DÜNYA - 18 Eylül 2016 Pazar 14:07

Cennet'ül Baki Kabristanı'na ziyaretçi akını

A
A
A
Cennet'ül Baki Kabristanı'na ziyaretçi akını

Hac farizasını yerine getiren hacılar Medine-i Münevvere’ye gelmeye devam ediyor. Hacılar Medine’de Peygamber Efendimizin kabrini ziyaret ettikten sonra Ravza-i Mutahhara’nın doğu tarafında bulunan Baki Kabristanı’nı da sabah saatlerinde ziyaret ederek, Peygamber Efendimizin yakınları ve Eshabı için de dualar ediyorlar.

Baki’ul Garkad ismi verilen ve son yıllarda da Cennet’ül Baki denilen ancak Efendimiz döneminde kısaca El Baki denilen kabristanda on bine yakın sahabi, 4 büyük halifeden Hazreti Osman ve Peygamber Efendimizin eşleri, kızı ve oğlu ile amcası, süt annesi metfun bulunuyor. Mezhep imamlarından İmam-ı Malik’in kabrinin de olduğu kabristan için Peygamber Efendimizin “Ben dua etmek için Baki Kabristanı'na gönderildim” hadisi vardır.

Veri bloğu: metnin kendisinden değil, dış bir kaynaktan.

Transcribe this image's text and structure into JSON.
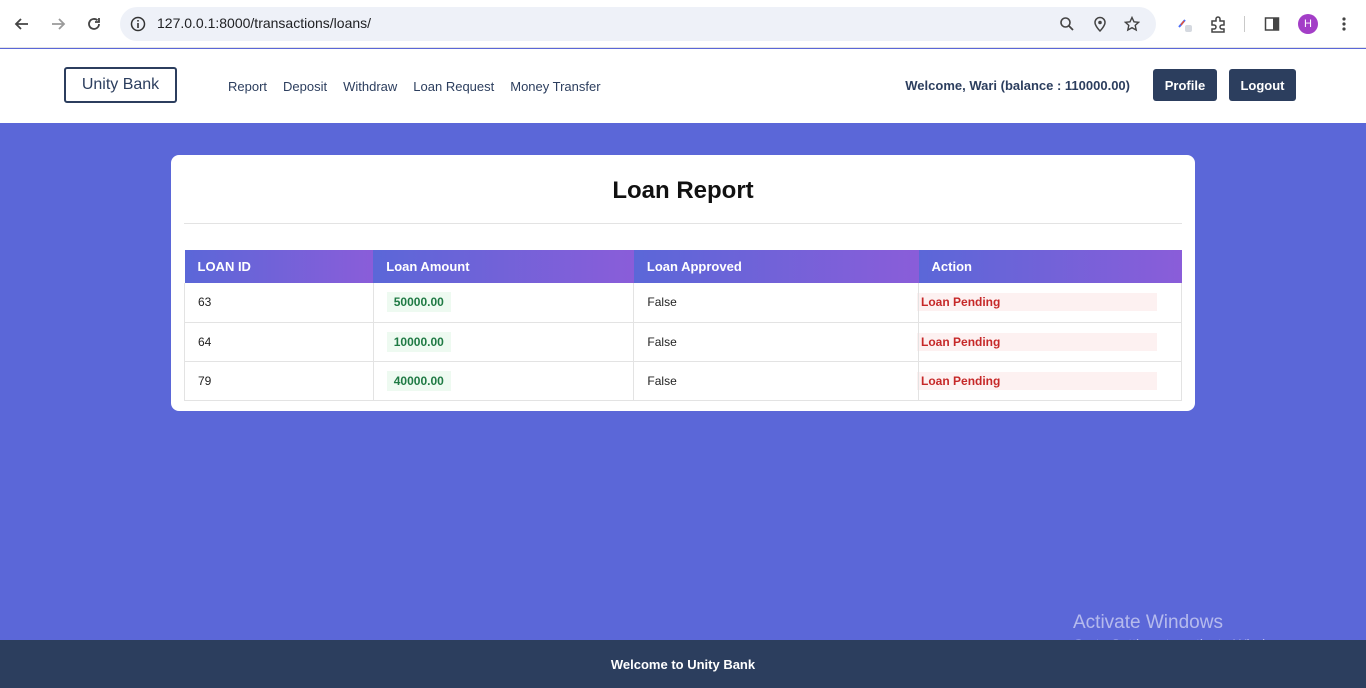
{
  "browser": {
    "url": "127.0.0.1:8000/transactions/loans/",
    "profile_initial": "H"
  },
  "header": {
    "brand": "Unity Bank",
    "nav": [
      "Report",
      "Deposit",
      "Withdraw",
      "Loan Request",
      "Money Transfer"
    ],
    "welcome": "Welcome, Wari (balance : 110000.00)",
    "profile_label": "Profile",
    "logout_label": "Logout"
  },
  "report": {
    "title": "Loan Report",
    "columns": [
      "LOAN ID",
      "Loan Amount",
      "Loan Approved",
      "Action"
    ],
    "rows": [
      {
        "id": "63",
        "amount": "50000.00",
        "approved": "False",
        "action": "Loan Pending"
      },
      {
        "id": "64",
        "amount": "10000.00",
        "approved": "False",
        "action": "Loan Pending"
      },
      {
        "id": "79",
        "amount": "40000.00",
        "approved": "False",
        "action": "Loan Pending"
      }
    ]
  },
  "footer": {
    "text": "Welcome to Unity Bank"
  },
  "watermark": {
    "line1": "Activate Windows",
    "line2": "Go to Settings to activate Windows."
  },
  "colors": {
    "background": "#5b67d8",
    "navy": "#2c3e5e",
    "amount_green": "#1f7a44",
    "pending_red": "#c62828"
  }
}
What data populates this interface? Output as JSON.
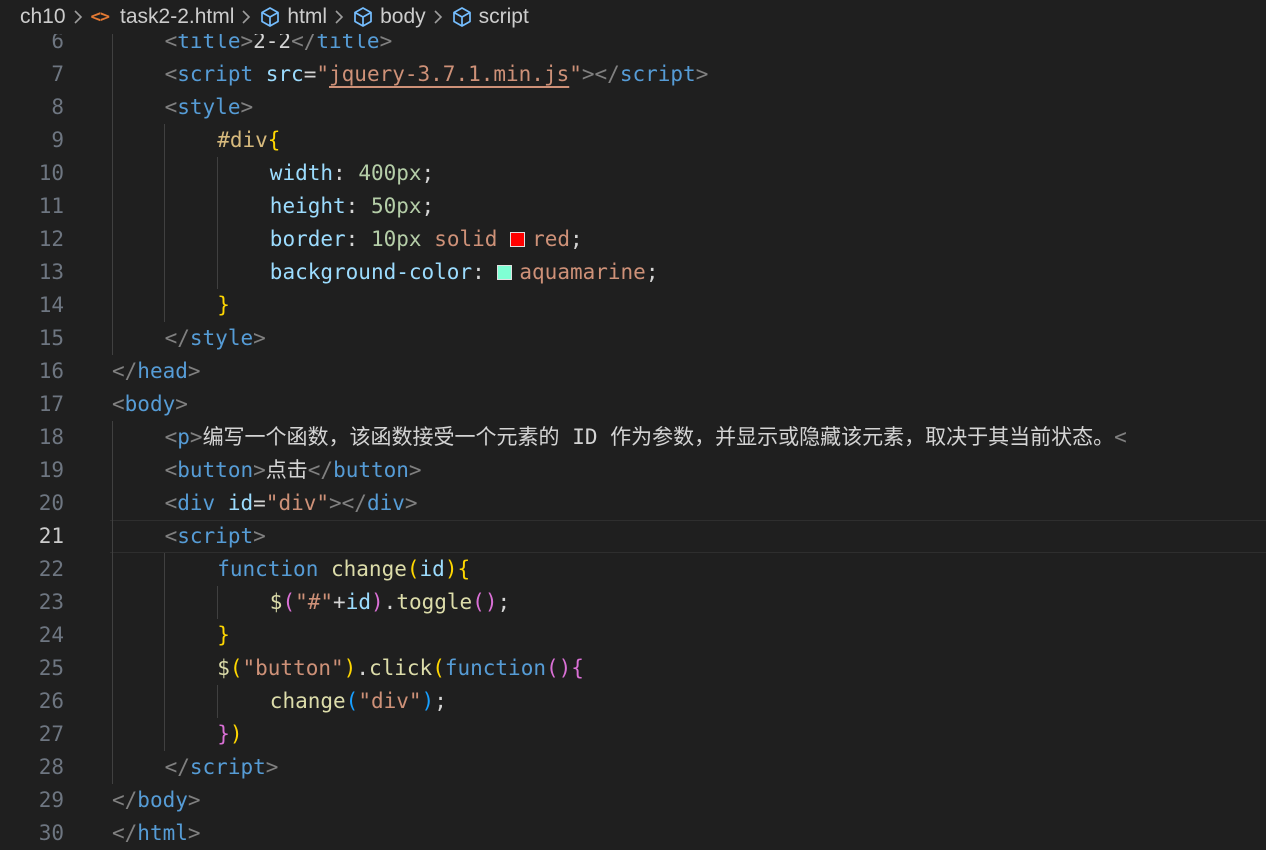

Medine-i Münevvere'nin bu meşhur mezarlığına daha sonra vefat eden sahabilerle Peygamber Efendimizin yakınları ve oğlu İbrahim de defnedildi. Hazreti Fatıma ve oğlu Hazreti Hasan’ın da kabirleri burada bulunmaktadır. Resulullah Efendimiz, hayatta iken bu mezarlığa sık sık uğrar ve burada yatan sahabelere dua ederdi. El-Baki mezarlığı tarihi boyunca önemli şahsiyetlerin defnedildiği bir mezarlık oldu. Günümüzde de definler devam ediyor. Bu kabristanın yeri Peygamber Efendimiz tarafından seçildi. İlk sakini, Osman bin Muiz oldu ve Peygamberimiz cenazenin defninden sonra, mezarın baş ve uçlarına yanından getirdiği ilk taşı koyarak, "Bu ahirete ilk gidenimizdir" dedi.
Peygamber Efendimiz zaman zaman Baki Mezarlığını ziyaret eder ve orada metfun bulunan müminler için dua ederdi. Cennet’ül Baki Mezarlığı, Mescid-i Nebevi’nin karşısındadır. Toprağı, Efendimizin zevceleri, evlatları ve sahabelerin seçkinlerinin mübarek, nurlu bedenlerine son mekan olmuştur. Üçüncü Halife Hazreti Osman Zinnureyn, başlangıçta Cennetu'l Baki dışında bir mevkiye defnedilmişken, zamanımızda mezarlık onun kabrini de içine alacak şekilde genişletildi. Sabah ve ikindi namazlarından sonra 1 saatliğine açılan kabristan hacılar tarafından dualar ile gözyaşları ile ziyaret ediliyor.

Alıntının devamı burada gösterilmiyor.